Can an athlete compete without meat? Absolutely. Just ask Scott Jurek. In 1999, Scott entered the Western States Endurance Run, a race of 100 miles. Not only did Scott win the race, he won it seven years in a row, setting the course record at 15:36:27. Scott leaves the pepperoni pizza, sausage omelets and other animal products off the menu, following an entirely vegan diet.
Researchers have found that avoiding meat apparently reduces the viscosity of the blood, lowers blood pressure, improves blood flow and boosts athletic performance. Small wonder nature's strongest "athletes" — stallions, bulls, gorillas and elephants — are vegetarians.

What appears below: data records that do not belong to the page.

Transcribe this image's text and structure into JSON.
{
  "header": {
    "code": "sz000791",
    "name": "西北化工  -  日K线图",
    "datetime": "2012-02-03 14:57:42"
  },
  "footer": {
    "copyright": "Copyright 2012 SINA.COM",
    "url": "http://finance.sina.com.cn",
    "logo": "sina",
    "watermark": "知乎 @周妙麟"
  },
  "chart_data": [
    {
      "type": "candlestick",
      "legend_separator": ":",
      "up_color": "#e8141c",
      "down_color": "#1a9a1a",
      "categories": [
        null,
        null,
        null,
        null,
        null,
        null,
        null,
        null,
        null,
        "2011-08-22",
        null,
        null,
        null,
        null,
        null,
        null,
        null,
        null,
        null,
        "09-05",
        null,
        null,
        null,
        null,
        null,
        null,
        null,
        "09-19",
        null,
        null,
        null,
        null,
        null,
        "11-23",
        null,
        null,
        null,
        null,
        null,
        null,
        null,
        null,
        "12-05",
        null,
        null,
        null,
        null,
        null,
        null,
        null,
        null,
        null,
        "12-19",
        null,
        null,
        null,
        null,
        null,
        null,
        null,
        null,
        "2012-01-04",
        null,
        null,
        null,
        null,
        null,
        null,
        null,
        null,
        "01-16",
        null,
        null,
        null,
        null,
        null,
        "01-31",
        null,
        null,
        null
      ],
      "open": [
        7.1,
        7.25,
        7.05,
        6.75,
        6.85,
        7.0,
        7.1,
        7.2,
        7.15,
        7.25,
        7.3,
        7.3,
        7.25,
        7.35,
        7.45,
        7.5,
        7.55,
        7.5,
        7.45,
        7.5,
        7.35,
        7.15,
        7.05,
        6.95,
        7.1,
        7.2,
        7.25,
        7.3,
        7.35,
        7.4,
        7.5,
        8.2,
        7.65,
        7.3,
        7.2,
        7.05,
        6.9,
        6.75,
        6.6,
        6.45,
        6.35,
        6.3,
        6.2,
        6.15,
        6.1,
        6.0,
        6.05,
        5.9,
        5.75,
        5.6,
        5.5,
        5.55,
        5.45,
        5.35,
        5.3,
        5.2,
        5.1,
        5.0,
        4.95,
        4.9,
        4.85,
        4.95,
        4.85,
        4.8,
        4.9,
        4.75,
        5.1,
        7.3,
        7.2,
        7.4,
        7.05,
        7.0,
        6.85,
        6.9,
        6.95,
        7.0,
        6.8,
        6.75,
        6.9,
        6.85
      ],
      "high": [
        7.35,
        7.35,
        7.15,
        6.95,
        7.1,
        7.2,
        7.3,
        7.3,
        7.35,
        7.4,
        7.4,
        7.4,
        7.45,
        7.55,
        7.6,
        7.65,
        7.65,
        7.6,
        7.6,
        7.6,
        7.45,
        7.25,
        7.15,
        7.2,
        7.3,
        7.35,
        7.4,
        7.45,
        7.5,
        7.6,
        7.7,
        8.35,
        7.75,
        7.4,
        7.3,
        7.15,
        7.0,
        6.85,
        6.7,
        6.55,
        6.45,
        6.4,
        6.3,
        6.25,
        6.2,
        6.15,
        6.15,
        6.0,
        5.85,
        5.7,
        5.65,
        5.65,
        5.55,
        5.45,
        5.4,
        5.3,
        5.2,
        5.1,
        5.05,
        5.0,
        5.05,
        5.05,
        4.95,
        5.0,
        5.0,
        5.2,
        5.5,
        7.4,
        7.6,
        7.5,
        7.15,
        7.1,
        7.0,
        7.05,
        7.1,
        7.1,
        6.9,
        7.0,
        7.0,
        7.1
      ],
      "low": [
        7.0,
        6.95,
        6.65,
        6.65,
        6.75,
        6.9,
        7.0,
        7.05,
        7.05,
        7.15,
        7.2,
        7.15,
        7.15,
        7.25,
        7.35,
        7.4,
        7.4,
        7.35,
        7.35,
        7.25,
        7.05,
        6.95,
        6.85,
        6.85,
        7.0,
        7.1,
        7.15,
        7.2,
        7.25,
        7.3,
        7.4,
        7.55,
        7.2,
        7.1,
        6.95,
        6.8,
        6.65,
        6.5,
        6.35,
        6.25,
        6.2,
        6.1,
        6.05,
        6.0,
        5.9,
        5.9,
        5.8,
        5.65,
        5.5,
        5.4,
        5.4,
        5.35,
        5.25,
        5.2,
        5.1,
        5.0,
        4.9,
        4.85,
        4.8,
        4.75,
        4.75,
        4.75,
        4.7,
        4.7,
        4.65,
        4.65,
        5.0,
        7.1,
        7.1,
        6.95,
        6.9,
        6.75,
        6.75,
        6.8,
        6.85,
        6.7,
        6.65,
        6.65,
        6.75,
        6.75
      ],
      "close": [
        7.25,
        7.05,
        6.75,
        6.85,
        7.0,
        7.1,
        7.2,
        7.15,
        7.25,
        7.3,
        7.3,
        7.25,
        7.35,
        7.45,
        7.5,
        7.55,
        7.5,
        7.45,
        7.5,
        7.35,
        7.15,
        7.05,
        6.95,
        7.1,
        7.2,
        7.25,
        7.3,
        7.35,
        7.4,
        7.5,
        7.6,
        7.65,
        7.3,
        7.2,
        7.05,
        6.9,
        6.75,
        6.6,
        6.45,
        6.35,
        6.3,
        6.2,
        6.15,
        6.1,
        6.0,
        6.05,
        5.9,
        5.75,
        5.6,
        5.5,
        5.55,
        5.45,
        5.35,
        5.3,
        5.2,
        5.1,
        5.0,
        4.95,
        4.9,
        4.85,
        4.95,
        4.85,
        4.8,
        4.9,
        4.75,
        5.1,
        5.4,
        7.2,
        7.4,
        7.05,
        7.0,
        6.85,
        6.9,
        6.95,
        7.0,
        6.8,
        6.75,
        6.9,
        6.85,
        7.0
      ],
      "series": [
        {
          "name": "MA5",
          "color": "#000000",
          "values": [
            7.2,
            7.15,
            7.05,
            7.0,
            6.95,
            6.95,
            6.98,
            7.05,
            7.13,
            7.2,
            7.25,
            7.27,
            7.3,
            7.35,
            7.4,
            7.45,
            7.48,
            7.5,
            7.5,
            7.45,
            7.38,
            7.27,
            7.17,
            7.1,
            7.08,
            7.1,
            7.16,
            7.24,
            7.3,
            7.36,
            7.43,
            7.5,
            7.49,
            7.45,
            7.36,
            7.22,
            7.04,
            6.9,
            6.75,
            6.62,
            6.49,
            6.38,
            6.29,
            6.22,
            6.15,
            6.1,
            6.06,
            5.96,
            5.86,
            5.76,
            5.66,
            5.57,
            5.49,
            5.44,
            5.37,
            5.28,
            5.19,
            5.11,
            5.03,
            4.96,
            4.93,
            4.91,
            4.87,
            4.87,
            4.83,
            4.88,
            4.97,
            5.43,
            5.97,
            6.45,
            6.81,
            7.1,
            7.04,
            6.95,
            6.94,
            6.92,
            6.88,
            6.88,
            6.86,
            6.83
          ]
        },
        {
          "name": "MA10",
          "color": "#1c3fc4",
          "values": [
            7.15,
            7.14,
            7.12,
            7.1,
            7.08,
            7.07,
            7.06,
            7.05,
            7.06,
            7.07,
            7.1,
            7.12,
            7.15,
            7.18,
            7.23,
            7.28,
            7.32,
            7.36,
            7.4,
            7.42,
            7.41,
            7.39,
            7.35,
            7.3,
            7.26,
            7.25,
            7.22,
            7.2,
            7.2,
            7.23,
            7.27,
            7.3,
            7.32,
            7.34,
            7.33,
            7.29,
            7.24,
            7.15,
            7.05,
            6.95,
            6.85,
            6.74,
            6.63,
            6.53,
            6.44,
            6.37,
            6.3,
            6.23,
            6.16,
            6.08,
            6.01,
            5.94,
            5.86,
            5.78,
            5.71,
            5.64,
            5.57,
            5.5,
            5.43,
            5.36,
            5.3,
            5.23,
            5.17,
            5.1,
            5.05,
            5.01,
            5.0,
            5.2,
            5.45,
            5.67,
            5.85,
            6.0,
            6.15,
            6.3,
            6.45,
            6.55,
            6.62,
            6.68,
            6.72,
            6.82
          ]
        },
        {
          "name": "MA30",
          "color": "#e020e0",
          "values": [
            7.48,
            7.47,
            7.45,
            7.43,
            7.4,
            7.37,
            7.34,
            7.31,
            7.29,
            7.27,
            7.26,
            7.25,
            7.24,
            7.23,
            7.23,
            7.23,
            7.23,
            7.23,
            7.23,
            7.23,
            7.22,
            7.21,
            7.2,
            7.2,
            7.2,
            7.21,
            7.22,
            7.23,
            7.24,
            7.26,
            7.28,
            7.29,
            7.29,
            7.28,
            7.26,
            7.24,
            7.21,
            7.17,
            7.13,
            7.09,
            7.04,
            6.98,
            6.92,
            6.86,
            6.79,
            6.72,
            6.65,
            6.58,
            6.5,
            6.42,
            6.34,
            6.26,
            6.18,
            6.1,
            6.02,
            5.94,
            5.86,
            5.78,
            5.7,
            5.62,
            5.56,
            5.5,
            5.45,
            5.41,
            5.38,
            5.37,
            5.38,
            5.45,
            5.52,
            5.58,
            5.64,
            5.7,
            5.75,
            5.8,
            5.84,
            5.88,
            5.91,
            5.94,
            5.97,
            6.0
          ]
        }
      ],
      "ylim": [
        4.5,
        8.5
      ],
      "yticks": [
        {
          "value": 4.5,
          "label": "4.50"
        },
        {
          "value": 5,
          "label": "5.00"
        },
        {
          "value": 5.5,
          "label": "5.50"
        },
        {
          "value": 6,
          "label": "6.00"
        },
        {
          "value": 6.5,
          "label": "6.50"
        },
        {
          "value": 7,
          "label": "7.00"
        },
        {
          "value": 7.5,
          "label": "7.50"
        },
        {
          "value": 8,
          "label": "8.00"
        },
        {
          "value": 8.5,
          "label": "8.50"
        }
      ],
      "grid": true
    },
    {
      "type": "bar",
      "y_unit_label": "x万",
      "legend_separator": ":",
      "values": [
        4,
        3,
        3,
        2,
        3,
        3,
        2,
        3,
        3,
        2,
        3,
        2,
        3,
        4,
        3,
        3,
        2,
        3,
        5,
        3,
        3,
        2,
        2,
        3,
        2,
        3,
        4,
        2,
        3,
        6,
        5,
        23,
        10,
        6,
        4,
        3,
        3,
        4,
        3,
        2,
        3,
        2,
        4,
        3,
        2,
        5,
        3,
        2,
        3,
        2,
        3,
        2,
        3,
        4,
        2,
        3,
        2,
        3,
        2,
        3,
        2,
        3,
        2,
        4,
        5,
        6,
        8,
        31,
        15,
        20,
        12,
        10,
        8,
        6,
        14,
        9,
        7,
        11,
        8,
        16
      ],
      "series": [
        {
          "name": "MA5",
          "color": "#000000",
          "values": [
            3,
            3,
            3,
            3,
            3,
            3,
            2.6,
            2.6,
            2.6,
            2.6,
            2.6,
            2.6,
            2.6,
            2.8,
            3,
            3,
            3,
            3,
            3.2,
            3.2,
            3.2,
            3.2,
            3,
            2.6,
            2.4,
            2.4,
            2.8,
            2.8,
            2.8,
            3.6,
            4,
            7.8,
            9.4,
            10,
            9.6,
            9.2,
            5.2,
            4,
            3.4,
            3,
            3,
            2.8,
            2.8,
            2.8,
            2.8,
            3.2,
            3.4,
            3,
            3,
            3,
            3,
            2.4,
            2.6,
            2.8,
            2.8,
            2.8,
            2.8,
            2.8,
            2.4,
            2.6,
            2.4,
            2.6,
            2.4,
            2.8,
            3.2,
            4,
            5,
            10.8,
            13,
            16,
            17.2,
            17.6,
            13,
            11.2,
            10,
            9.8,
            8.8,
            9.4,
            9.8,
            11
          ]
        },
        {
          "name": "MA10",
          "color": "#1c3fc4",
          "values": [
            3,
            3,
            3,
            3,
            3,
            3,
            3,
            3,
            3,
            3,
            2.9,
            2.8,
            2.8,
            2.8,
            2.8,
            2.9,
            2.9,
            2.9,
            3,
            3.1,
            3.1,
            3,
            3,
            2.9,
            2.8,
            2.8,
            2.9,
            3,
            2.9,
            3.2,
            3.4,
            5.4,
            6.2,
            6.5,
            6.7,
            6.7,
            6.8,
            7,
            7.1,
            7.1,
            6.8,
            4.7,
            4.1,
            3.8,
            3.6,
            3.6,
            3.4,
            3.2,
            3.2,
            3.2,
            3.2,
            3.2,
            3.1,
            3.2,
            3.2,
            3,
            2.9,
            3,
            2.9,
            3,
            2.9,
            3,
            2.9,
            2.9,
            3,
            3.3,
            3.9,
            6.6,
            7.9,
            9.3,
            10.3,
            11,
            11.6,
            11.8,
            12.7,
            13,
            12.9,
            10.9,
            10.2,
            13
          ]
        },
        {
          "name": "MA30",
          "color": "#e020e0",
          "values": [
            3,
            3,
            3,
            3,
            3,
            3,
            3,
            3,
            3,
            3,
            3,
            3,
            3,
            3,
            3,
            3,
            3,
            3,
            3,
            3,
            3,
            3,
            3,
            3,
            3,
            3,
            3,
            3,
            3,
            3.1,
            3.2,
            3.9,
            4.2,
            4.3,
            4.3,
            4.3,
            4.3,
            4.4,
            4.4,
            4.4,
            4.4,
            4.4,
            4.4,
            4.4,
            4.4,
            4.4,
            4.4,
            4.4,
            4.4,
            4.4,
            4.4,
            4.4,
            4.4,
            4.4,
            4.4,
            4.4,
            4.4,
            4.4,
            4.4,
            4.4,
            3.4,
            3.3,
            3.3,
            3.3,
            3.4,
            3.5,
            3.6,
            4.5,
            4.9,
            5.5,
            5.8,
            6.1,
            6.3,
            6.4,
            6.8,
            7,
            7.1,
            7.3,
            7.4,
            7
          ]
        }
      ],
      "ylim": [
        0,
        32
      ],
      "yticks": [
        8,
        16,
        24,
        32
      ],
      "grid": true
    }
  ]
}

But hot dogs, bacon and pepperoni — these are American traditions, some might say. So was tobacco, a crop long predating Columbus' arrival on these shores. When a tradition is hurting your kids, it's time to set it aside, or at least choose the veggie dogs, which are now available at every grocery store in the USA.
Besides, the song says "buy me some peanuts and Cracker Jack" — not buy me a glob of grease peppered with nitrates.
Ah, heck. What's the harm of just one hot dog? Or one strip of bacon? The problem is that, once they become part of our routine, the meats add up and cancer risk follows. And it's one, two, three strikes you're out.
Neal Barnard is a nutrition researcher and president of the Physicians Committee for Responsible Medicine.